Perizia di parte priva di valore probatorio e riduzione della penale (Cass. civ. Sez. III n. 5362 del 28.02.2025)

Principi di diritto (Massima)
La perizia stragiudiziale di parte, pur provenendo dalla controparte, costituisce una semplice allegazione difensiva a contenuto tecnico, priva di autonomo valore probatorio e non suscettibile di applicazione del principio di non contestazione ex art. 115 cod. proc. civ.. Se il giudice di merito fonda su di essa la quantificazione del credito del concedente, e in particolare il giudizio di non manifesta eccessività della penale, deve fornire adeguata motivazione del proprio convincimento. La richiesta di consulenza tecnica d’ufficio avanzata dall’utilizzatore non può essere disattesa sul presupposto che la perizia avversaria non sia stata specificamente contestata: in tal modo il giudice subordina l’esercizio del potere officioso di riduzione ex art. 1384 cod. civ. a un onere di contestazione che non trova fondamento nel regime probatorio della consulenza di parte.

Il Fatto

Una società utilizzatrice, in liquidazione, stipulava con una società di leasing un contratto di locazione finanziaria avente a oggetto un immobile. Nel gennaio 2017 la concedente, per asserito inadempimento nel pagamento dei canoni, si avvaleva, tramite una mandataria, della clausola risolutiva contrattuale e otteneva la riconsegna del bene.

Nel 2018 l’utilizzatrice conveniva davanti al Tribunale di Brescia la concedente e la mandataria, chiedendo la restituzione dei canoni versati, sul presupposto della natura traslativa del leasing e dell’applicabilità dell’art. 1526 cod. civ., salvo il compenso per l’uso. Il Tribunale rigettava la domanda, ritenendo valida la clausola contrattuale che, in caso di risoluzione, riconosce al concedente il residuo credito, detratto quanto ricavato dalla ricollocazione. La Corte d’appello di Brescia confermava, e l’utilizzatrice ricorreva in cassazione con due motivi.

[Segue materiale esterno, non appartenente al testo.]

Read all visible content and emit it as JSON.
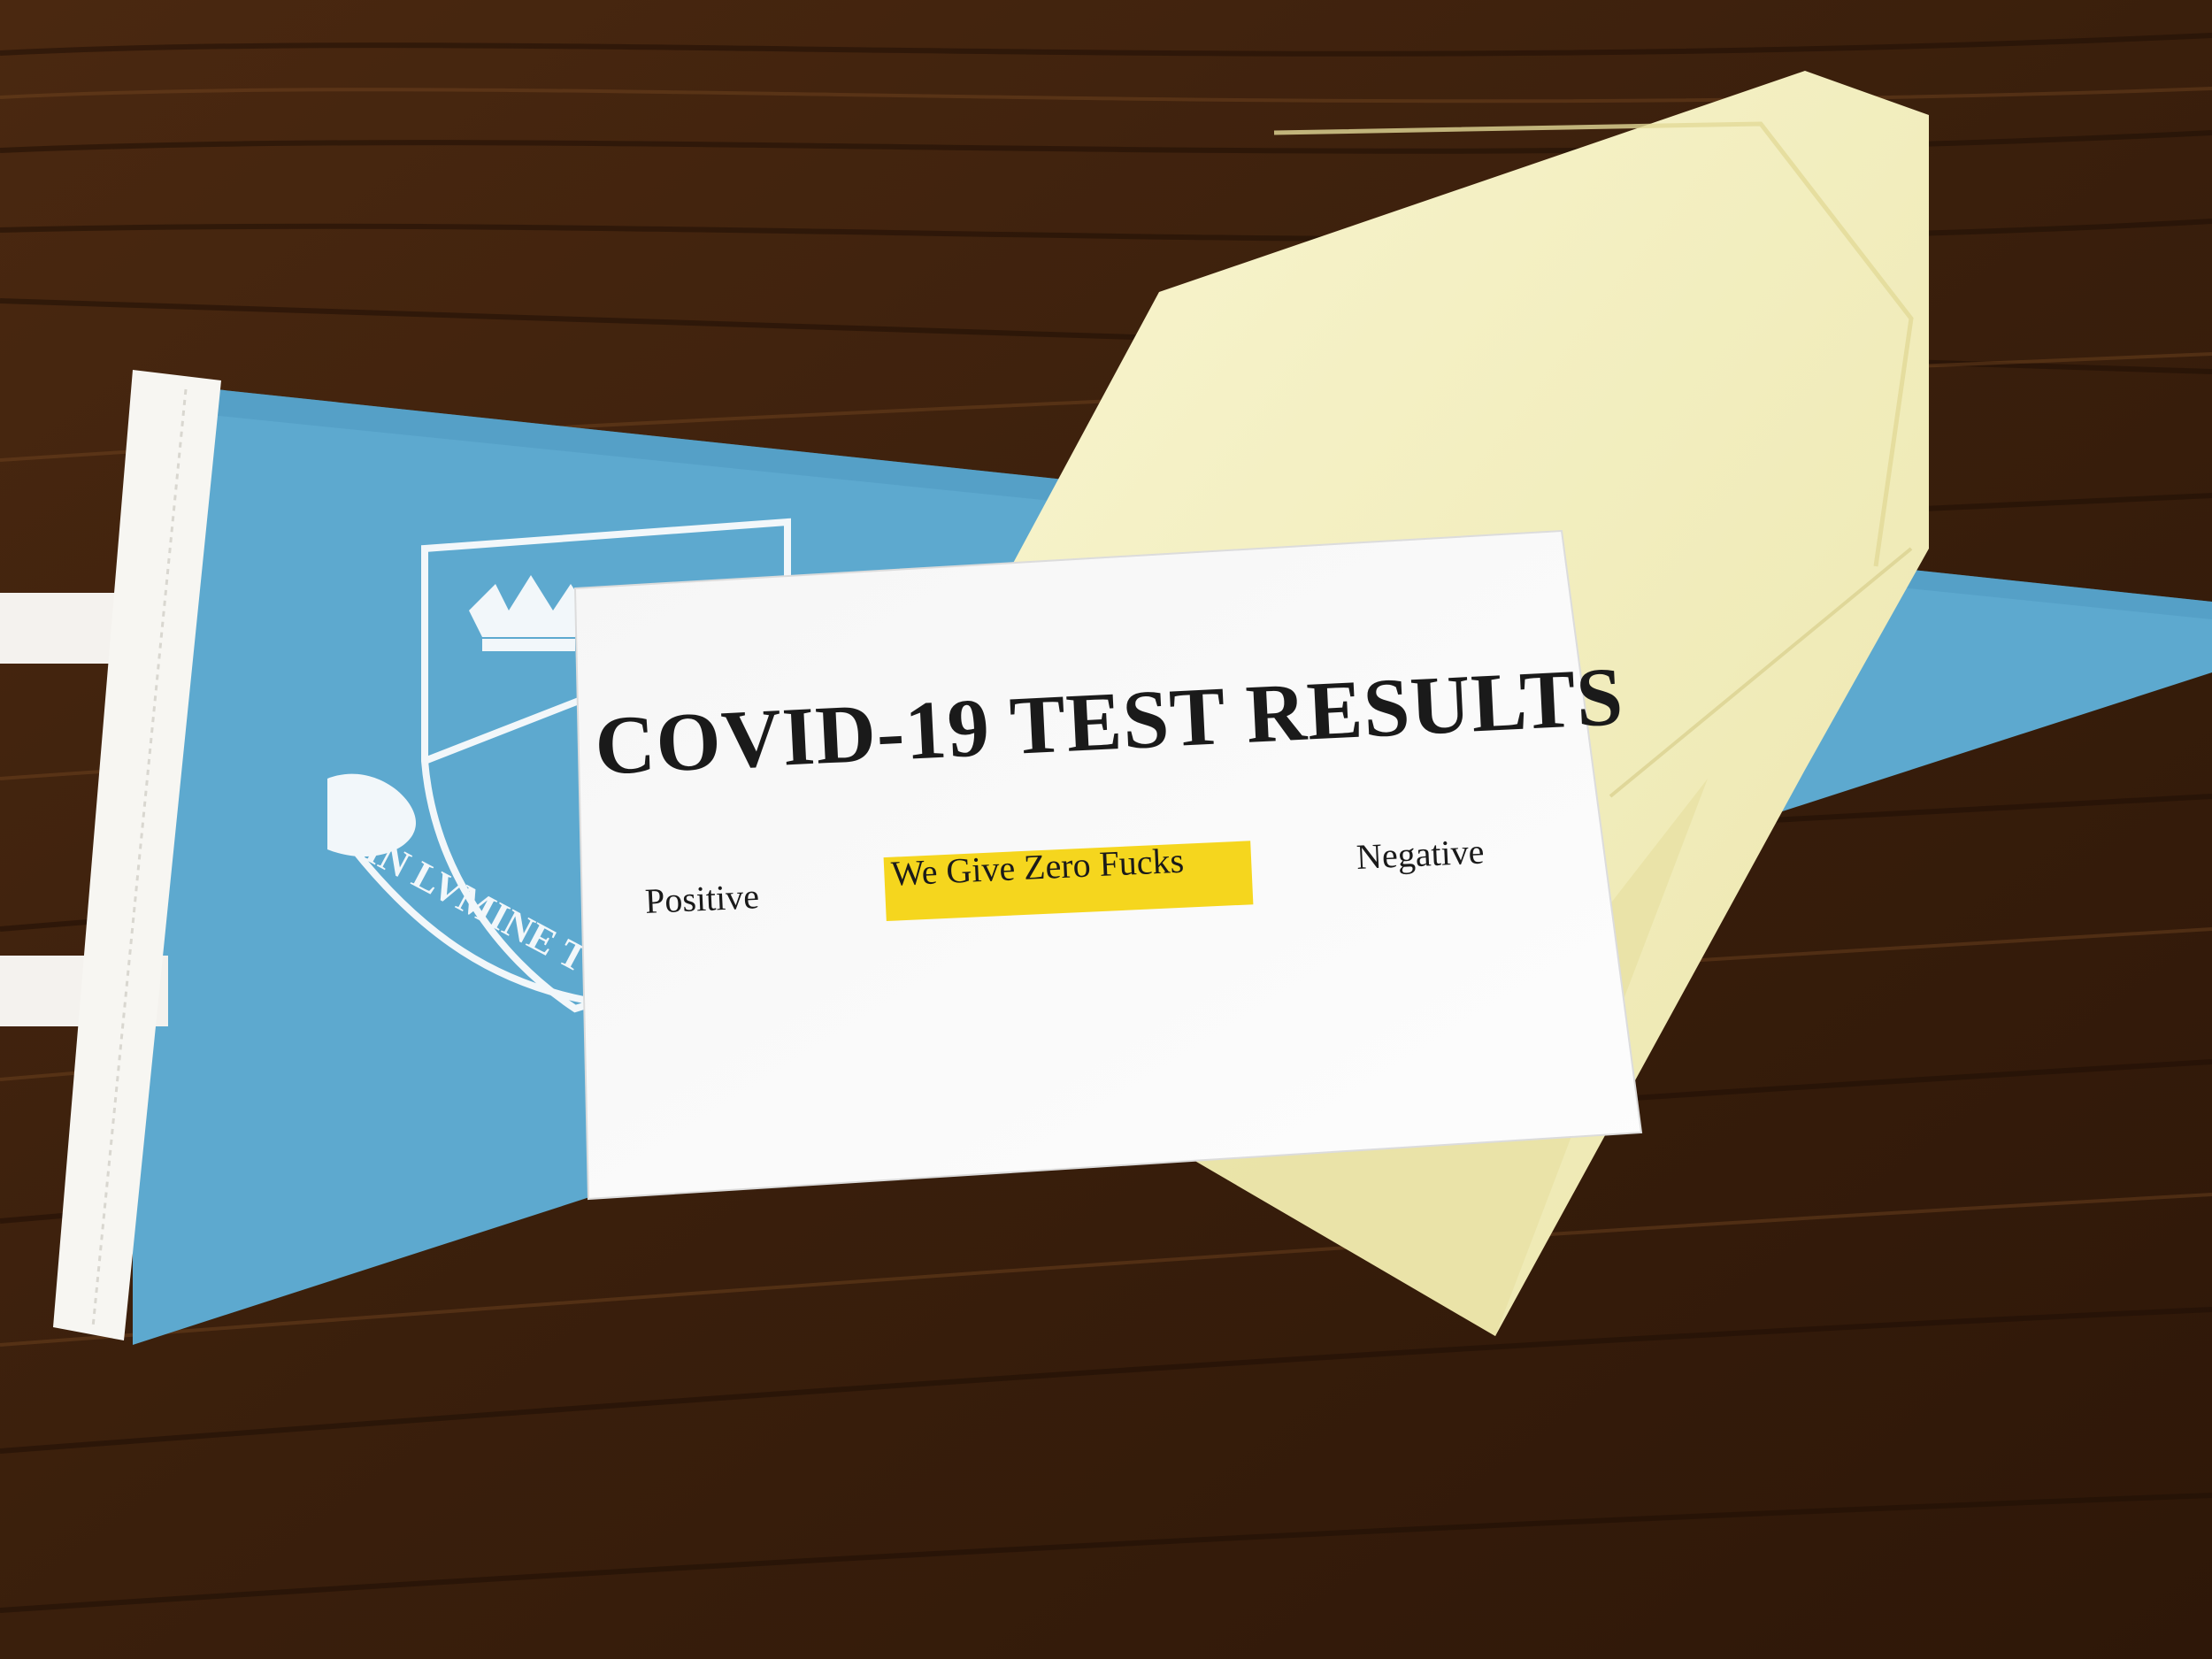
{
  "card": {
    "title": "COVID-19 TEST RESULTS",
    "options": {
      "positive": "Positive",
      "middle": "We Give Zero Fucks",
      "negative": "Negative"
    },
    "highlight_color": "#f5d61e"
  },
  "pennant": {
    "motto": "IN LVMINE TVO",
    "color": "#5da9cf"
  },
  "colors": {
    "wood_dark": "#2b1608",
    "wood_mid": "#5a3216",
    "envelope": "#f6f2c4",
    "paper": "#fbfbfb"
  }
}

La Motivazione della Corte

I due motivi di ricorso — entrambi per violazione e falsa applicazione, rispettivamente, dell’art. 1526 cod. civ. e dell’art. 1384 cod. civ. — sono esaminati congiuntamente, perché entrambi investono il modo in cui il giudice d’appello ha quantificato il valore del bene restituito, fondandosi su una perizia di parte prodotta dalla concedente e negando la riduzione della penale.

La Corte rileva che l’art. 1384 cod. civ. non è affatto neutralizzato dalla clausola contrattuale, e che la quantificazione ben può essere compiuta dal giudice senza consulenza tecnica d’ufficio, essendo egli peritus peritorum. Tuttavia, quando la quantificazione si compie mediante una perizia di parte della concedente — cioè della parte che, in caso di riduzione, dovrebbe versare il surplus all’altra — l’ontologica non terzietà di quella valutazione impone al giudice di sostenere la propria scelta con una specifica motivazione.

Il ragionamento della Corte d’appello è capovolto: essa afferma che la perizia di parte doveva essere specificamente contestata dall’avversario, come se la richiesta di consulenza tecnica d’ufficio non avesse alcuna incidenza in presenza di una perizia prodotta dal concedente. Ma la consulenza tecnica di parte — secondo l’orientamento di legittimità richiamato — è una mera allegazione difensiva di contenuto tecnico, priva di autonomo valore probatorio: non può formare oggetto del principio di non contestazione, perché non assurge a fatto giuridico suscettibile di prova, ma è solo un elemento indiziario soggetto a doverosa valutazione del giudice.

Ne consegue che, su di essa fondando la decisione, il giudice deve fornire adeguata motivazione, tanto più quando la parte abbia richiesto fin dal primo grado la consulenza tecnica d’ufficio in relazione al valore locativo. I motivi sono pertanto accolti nei termini esposti; la sentenza è cassata in relazione, con rinvio alla Corte d’appello di Brescia in diversa composizione, che procederà a nuovo esame applicando i principi disattesi e provvederà anche sulle spese del giudizio di cassazione.

Nota della Redazione

Ogni decisione citata è verificata sul provvedimento originale. Quando il documento può essere legittimamente ripubblicato senza esporre dati personali, mettiamo a disposizione anche il testo integrale.